Malgré la forte baisse d’immigration, le centre urbain a tout de même accueilli 5 000 habitants et habitantes en 2020. Il s’agit par contre d’un chiffre relativement bas si on considère l'augmentation de 37 000 citoyens en 2019, selon l’Institut de la statistique du Québec.
Par ailleurs, Montréal n’est pas la seule ville qui souffre de ce mouvement. Selon Statistiques Canada, 15 000 habitants et habitantes de Vancouver ont déménagé en région entre le 1er juillet 2019 et le 1er juillet 2020. Toronto est également l’une des villes canadiennes les plus touchées avec plus de 50 000 personnes qui ont migré vers les autres régions de l’Ontario.
Un exode urbain moins populaire dans d’autres provinces canadiennes
Terre-Neuve-et-Labrador, province habituée aux migrations causées majoritairement par les jeunes adultes, a vécu une année relativement stable.
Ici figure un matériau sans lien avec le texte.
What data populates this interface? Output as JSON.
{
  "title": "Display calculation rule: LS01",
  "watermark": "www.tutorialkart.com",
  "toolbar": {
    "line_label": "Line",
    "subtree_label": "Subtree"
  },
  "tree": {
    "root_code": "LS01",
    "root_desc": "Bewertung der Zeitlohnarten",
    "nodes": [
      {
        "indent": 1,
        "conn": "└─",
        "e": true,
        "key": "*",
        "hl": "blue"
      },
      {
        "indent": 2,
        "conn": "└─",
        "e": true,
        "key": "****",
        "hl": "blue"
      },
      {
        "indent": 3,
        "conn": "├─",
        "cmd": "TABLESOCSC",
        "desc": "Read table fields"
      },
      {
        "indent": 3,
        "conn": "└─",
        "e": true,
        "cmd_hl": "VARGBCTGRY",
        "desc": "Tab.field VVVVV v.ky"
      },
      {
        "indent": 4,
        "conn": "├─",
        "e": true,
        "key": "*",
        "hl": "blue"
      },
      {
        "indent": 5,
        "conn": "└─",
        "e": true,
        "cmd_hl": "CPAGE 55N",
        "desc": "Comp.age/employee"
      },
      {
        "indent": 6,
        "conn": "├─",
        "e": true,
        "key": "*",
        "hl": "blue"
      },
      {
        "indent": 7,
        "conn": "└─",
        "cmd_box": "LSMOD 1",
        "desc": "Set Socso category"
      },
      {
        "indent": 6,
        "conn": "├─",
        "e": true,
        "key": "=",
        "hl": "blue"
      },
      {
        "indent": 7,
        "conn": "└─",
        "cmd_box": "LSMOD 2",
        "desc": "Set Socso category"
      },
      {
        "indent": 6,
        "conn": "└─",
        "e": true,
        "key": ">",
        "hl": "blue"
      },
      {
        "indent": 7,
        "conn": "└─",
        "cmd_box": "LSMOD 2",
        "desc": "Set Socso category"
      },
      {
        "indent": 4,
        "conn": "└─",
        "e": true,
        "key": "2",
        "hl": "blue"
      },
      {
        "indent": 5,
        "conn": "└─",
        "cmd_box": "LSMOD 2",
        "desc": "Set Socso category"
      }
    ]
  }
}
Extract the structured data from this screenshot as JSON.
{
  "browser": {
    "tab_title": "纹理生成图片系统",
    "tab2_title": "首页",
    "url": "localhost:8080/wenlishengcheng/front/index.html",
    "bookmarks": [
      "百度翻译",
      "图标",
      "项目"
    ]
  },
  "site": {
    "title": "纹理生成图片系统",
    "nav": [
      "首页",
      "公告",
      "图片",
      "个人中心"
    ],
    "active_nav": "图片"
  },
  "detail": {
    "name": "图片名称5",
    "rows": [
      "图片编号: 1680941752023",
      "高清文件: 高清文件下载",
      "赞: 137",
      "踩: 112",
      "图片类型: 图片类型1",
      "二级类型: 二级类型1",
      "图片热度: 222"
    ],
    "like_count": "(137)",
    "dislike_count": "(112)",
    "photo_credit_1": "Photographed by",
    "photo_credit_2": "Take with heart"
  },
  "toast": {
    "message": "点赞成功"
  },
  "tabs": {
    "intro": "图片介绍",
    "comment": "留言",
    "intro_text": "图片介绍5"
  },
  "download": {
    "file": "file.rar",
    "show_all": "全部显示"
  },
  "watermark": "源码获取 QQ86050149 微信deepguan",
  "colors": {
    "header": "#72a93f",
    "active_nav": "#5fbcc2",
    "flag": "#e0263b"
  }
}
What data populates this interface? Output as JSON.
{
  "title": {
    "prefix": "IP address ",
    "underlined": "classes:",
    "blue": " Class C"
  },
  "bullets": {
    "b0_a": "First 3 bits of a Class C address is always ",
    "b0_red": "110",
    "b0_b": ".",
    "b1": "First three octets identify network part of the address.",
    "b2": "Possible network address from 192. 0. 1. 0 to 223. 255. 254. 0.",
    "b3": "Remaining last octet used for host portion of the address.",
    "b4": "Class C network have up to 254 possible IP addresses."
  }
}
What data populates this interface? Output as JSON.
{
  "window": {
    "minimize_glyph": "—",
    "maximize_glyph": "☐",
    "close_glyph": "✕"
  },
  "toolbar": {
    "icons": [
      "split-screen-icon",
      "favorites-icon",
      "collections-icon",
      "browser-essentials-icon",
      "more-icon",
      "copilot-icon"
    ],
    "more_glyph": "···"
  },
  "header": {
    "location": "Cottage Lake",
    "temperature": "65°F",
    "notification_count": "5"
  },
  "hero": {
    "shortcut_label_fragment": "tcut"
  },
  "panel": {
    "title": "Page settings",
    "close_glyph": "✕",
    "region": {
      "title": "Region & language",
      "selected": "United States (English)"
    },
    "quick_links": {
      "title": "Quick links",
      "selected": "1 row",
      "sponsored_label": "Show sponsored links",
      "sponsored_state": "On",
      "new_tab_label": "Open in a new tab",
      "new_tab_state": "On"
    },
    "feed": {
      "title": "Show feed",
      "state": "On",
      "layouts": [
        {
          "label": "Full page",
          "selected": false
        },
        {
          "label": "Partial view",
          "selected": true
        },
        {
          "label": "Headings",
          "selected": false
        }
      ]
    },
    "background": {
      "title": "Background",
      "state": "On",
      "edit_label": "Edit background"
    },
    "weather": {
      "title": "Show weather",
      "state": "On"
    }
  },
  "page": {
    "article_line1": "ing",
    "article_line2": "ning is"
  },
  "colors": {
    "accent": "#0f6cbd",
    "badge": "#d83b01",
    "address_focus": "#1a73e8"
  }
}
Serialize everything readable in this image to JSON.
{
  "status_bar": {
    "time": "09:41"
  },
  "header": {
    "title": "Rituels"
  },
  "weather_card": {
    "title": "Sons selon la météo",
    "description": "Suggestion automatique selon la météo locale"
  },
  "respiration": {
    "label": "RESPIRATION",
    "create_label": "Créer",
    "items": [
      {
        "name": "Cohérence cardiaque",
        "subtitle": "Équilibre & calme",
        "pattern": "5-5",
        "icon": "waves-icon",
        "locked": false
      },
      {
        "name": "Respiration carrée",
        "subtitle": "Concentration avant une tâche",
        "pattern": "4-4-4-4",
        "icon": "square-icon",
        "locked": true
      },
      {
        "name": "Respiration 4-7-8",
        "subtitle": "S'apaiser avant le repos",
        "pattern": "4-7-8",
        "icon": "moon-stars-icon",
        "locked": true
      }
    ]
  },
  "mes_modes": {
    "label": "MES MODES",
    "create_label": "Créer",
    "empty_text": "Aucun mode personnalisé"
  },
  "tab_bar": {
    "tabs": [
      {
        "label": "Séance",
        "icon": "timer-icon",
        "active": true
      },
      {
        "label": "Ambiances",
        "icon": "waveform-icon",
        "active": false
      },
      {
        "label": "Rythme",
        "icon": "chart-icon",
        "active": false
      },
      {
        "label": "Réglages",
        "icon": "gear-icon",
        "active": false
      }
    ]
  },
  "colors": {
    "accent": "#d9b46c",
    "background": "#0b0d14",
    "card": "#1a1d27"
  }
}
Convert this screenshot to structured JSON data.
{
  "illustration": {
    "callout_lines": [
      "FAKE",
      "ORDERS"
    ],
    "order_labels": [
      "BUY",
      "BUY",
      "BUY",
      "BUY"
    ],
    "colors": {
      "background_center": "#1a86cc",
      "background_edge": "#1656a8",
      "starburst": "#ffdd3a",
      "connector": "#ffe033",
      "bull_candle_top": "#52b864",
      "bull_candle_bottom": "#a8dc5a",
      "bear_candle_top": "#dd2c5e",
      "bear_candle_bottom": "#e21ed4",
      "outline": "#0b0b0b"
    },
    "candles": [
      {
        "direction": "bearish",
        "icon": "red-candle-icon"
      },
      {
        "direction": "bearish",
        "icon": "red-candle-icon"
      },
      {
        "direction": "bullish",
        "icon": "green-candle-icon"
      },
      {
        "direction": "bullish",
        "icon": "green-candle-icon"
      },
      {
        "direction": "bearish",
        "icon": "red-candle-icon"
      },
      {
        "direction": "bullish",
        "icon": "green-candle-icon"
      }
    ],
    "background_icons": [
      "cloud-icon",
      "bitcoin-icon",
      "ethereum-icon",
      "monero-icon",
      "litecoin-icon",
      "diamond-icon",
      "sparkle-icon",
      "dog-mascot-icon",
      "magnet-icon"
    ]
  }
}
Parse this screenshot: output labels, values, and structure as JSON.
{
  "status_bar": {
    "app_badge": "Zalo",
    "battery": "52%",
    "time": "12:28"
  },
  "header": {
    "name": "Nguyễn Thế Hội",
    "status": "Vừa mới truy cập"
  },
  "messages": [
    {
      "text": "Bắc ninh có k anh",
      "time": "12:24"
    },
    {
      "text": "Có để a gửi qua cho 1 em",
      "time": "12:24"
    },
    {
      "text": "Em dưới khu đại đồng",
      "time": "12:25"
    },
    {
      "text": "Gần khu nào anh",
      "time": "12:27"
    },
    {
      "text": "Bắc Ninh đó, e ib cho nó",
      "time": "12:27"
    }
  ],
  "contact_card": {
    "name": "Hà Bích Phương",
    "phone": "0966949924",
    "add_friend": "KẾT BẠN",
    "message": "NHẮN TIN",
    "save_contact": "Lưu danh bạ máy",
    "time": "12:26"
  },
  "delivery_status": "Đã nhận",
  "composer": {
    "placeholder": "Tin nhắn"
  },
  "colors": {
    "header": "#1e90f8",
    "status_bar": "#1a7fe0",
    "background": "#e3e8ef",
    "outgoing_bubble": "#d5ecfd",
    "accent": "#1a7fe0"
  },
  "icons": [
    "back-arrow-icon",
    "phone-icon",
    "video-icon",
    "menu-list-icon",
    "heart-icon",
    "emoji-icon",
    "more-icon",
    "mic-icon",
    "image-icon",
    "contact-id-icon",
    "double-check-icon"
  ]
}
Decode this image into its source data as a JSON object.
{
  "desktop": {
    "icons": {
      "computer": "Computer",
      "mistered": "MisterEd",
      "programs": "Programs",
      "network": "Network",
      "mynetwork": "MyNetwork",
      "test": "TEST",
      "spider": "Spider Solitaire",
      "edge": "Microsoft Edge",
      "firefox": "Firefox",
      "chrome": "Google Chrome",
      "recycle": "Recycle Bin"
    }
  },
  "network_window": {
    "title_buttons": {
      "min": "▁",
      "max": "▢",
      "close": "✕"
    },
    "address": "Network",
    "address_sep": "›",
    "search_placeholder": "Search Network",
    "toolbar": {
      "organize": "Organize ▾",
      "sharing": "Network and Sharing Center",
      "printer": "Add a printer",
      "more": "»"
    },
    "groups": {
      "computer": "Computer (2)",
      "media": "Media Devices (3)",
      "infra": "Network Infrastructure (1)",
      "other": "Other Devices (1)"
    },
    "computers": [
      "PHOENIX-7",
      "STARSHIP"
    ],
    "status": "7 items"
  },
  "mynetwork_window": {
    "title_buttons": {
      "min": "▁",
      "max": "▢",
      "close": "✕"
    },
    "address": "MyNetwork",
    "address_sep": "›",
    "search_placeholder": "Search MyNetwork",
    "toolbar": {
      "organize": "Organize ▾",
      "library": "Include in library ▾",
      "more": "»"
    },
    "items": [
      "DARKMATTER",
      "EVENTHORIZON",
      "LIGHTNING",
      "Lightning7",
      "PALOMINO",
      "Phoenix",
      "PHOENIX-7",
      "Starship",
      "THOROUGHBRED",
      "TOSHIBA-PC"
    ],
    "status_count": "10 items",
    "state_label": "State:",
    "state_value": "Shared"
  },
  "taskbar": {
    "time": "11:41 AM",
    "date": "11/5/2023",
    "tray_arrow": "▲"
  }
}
Avec l’école en ligne et le télétravail, les gens sont restés chez eux. Martha Woolfrey, étudiante de 19 ans en design de mode à l’Université d’Ottawa, fait partie des nombreux étudiants et étudiantes touchées par la pandémie. Alors qu’elle habitait sur le campus pour ses premières sessions, elle n’a pas eu le choix de retourner chez elle lorsque la COVID-19 est arrivée au Canada. « Tous les étudiants universitaires sont revenus ici pour faire l’école à distance. C’est étrange pour nous, on n'est pas habitués à avoir autant de monde à Botwood », raconte-t-elle. Sa ville natale comptait environ 2 700 habitants en 2016, selon Statistiques Canada. Ce changement se fait donc ressentir par tout le monde.
« Toutes les provinces maritimes vivent la même situation », affirme l’experte en urbanisme Danielle Pilette. Selon elle, beaucoup de travailleurs et travailleuses allaient en Alberta pour l’industrie du pétrole. Ils et elles ont dû quitter ces emplois avec le confinement. « Avec les étudiants en ligne et les adultes sans emploi, il est sûr que la population va augmenter », ajoute-t-elle.
D’autres villes ne font l'objet d’aucun exode urbain, bien au contraire: pour la ville de Saskatoon, en Saskatchewan, la population augmente de plus en plus. Le site de données américain World Population Review enregistrait 324 000 habitants et habitantes en 2020. En janvier 2021, on en dénombrait 331 000.
Ainsi, l’exode urbain apporte certains questionnements. Saskatoon et Montréal, pourtant deux villes canadiennes, ont vécu des mouvements de population de deux manières complètement différentes. Il reste à savoir si des démarches seront mises en place par la mairie de Montréal pour tenter de freiner cet exode urbain.